Patrick Velinton Salomão, conhecido como Forjado, é um dos líderes do PCC que está em liberdade. Ele foi investigado recentemente por um plano de sequestro do senador Sérgio Moro, mas foi absolvido novamente. Forjado, de 44 anos, já foi inocentado de várias acusações desde 2020, incluindo sequestro e organização criminosa. Em 2020, o Gaeco pediu sua prisão, mas a Justiça não aceitou. Na Operação Sequaz, em março de 2023, a Polícia Federal encontrou evidências de que ele estava em contato com membros da facção, como Janeferson Aparecido Mariano, que foi preso.

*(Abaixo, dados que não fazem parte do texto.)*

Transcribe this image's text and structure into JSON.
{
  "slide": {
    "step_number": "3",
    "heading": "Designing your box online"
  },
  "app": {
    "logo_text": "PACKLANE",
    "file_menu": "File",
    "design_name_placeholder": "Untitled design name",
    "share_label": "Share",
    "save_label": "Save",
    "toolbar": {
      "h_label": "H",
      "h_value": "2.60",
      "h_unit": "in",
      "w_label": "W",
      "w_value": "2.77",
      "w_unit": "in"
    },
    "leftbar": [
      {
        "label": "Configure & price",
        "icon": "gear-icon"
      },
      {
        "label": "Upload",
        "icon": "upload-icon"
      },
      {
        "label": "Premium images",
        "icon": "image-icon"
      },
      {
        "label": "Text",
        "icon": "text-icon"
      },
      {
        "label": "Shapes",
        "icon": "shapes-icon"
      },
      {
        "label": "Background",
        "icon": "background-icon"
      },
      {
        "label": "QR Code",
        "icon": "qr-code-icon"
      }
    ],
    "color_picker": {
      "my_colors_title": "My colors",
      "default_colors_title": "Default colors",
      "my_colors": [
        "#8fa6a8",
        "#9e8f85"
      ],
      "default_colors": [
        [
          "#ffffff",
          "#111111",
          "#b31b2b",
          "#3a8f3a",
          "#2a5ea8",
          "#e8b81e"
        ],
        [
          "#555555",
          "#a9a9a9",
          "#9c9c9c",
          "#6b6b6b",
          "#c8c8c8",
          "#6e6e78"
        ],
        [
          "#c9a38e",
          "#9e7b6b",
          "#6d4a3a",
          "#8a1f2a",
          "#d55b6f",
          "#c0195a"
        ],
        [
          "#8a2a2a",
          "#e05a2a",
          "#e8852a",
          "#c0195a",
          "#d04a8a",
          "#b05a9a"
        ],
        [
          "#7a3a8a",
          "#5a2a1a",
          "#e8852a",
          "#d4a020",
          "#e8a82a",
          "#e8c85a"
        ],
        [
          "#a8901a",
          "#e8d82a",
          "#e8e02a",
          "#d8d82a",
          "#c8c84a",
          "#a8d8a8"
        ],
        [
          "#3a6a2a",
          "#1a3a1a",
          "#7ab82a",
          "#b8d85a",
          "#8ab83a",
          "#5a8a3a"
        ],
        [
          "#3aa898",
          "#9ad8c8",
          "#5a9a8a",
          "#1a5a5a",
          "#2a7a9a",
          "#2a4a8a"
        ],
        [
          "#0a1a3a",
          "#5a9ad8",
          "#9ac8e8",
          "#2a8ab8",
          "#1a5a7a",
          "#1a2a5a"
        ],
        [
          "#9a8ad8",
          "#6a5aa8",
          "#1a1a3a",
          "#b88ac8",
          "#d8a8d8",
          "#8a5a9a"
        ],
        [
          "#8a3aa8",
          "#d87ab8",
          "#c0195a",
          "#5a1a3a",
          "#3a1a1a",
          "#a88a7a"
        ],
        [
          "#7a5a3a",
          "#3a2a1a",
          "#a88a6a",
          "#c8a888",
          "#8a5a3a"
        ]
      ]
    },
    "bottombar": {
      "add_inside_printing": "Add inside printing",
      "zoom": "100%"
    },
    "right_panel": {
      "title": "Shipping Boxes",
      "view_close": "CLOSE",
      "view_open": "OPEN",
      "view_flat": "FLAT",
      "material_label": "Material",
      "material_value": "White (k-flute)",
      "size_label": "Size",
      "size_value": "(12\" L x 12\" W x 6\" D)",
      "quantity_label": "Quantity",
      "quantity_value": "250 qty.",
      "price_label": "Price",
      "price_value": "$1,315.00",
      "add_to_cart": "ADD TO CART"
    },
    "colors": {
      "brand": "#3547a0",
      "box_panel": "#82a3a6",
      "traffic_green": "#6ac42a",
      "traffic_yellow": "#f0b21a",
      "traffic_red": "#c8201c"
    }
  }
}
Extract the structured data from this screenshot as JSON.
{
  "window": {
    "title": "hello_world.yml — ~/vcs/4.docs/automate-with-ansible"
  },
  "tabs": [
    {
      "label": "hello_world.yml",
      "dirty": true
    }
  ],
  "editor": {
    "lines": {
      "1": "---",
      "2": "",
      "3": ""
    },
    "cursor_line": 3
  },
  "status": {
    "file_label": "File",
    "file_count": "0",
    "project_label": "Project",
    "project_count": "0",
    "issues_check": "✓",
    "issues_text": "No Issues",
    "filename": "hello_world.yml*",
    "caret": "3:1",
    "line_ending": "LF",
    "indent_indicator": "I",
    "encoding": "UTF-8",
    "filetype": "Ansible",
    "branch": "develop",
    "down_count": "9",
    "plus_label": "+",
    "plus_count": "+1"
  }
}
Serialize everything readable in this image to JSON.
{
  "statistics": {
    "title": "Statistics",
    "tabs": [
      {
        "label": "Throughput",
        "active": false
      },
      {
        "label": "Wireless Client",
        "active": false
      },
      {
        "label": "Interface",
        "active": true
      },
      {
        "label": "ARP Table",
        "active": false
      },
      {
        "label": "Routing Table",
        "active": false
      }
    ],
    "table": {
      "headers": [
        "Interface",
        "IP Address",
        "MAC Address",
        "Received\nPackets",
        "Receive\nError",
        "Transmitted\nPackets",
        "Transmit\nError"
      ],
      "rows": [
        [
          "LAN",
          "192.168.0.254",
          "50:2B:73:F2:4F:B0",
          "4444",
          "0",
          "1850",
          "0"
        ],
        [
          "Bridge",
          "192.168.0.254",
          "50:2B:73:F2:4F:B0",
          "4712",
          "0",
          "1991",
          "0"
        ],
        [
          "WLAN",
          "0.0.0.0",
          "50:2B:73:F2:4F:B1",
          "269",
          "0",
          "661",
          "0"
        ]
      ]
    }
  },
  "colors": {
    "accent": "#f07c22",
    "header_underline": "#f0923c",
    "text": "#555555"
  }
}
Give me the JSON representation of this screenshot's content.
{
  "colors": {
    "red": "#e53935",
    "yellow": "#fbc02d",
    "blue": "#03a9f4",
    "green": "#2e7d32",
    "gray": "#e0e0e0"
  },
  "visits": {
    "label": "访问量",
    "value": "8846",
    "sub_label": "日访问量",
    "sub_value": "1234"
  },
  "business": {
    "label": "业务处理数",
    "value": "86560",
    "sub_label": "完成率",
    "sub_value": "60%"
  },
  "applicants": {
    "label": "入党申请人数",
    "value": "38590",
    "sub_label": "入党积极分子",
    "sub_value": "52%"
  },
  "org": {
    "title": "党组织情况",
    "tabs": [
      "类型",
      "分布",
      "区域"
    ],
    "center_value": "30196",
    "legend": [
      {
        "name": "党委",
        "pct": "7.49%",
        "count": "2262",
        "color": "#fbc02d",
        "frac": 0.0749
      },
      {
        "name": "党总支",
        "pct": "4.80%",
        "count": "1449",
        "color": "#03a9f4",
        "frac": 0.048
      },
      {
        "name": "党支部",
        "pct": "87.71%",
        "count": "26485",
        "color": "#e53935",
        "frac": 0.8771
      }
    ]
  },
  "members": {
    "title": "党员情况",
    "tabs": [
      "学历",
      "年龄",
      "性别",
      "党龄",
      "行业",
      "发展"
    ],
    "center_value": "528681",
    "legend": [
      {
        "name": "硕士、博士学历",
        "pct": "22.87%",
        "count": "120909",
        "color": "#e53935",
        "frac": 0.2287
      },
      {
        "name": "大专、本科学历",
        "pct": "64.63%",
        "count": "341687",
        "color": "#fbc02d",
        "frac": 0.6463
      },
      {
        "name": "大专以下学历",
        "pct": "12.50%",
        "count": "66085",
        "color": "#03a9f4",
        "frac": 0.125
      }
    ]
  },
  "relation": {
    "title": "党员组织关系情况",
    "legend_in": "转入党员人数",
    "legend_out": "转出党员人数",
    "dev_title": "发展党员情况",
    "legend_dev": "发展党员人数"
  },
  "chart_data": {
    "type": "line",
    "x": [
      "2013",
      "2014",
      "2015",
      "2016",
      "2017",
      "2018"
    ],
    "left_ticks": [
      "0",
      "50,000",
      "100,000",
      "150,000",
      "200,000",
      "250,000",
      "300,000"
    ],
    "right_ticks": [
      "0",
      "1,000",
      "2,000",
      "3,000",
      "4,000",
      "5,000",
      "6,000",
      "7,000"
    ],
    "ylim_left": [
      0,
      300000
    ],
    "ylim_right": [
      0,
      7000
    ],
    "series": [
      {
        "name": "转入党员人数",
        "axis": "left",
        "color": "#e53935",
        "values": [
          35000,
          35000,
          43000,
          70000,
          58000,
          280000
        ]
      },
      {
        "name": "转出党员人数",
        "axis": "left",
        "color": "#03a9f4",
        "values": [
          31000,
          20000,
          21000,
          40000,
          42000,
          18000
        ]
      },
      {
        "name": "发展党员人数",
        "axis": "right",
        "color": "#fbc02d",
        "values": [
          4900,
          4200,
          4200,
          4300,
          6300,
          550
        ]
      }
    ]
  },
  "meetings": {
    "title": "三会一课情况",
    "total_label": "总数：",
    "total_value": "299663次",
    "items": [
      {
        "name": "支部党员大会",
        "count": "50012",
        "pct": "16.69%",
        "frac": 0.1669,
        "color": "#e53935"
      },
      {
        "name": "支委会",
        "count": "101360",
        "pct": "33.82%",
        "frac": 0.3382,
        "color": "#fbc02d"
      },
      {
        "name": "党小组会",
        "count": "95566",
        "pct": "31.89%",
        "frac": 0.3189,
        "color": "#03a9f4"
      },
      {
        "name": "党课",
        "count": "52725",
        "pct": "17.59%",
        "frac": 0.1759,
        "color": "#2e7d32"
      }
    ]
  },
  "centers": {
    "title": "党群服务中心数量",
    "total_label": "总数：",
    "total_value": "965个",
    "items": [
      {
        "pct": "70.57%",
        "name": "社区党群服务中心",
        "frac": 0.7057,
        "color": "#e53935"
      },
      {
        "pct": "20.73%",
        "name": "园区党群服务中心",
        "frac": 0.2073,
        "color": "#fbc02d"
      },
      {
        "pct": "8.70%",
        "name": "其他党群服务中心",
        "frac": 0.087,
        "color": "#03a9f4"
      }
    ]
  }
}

Os promotores afirmaram que Forjado é um dos poucos representantes da Sintonia Final do PCC, responsável por passar ordens da cúpula. Apesar das provas, ele foi absolvido novamente. O promotor Lincoln Gakiya disse que Forjado continua sendo uma figura importante na organização criminosa. Ele também enfrentou investigações anteriores, como a Operação Decurio, que investigou lavagem de dinheiro da facção. A Bolívia é um refúgio para líderes do PCC, incluindo Forjado e Pedro Luiz da Silva Soares, conhecido como Chacal, que são essenciais para as operações do PCC no Brasil.
Patrick Velinton Salomão, conhecido como Forjado, é um dos principais líderes do PCC em liberdade. Recentemente, ele foi alvo de investigações por seu suposto envolvimento em um plano de sequestro do senador Sérgio Moro, mas foi absolvido mais uma vez.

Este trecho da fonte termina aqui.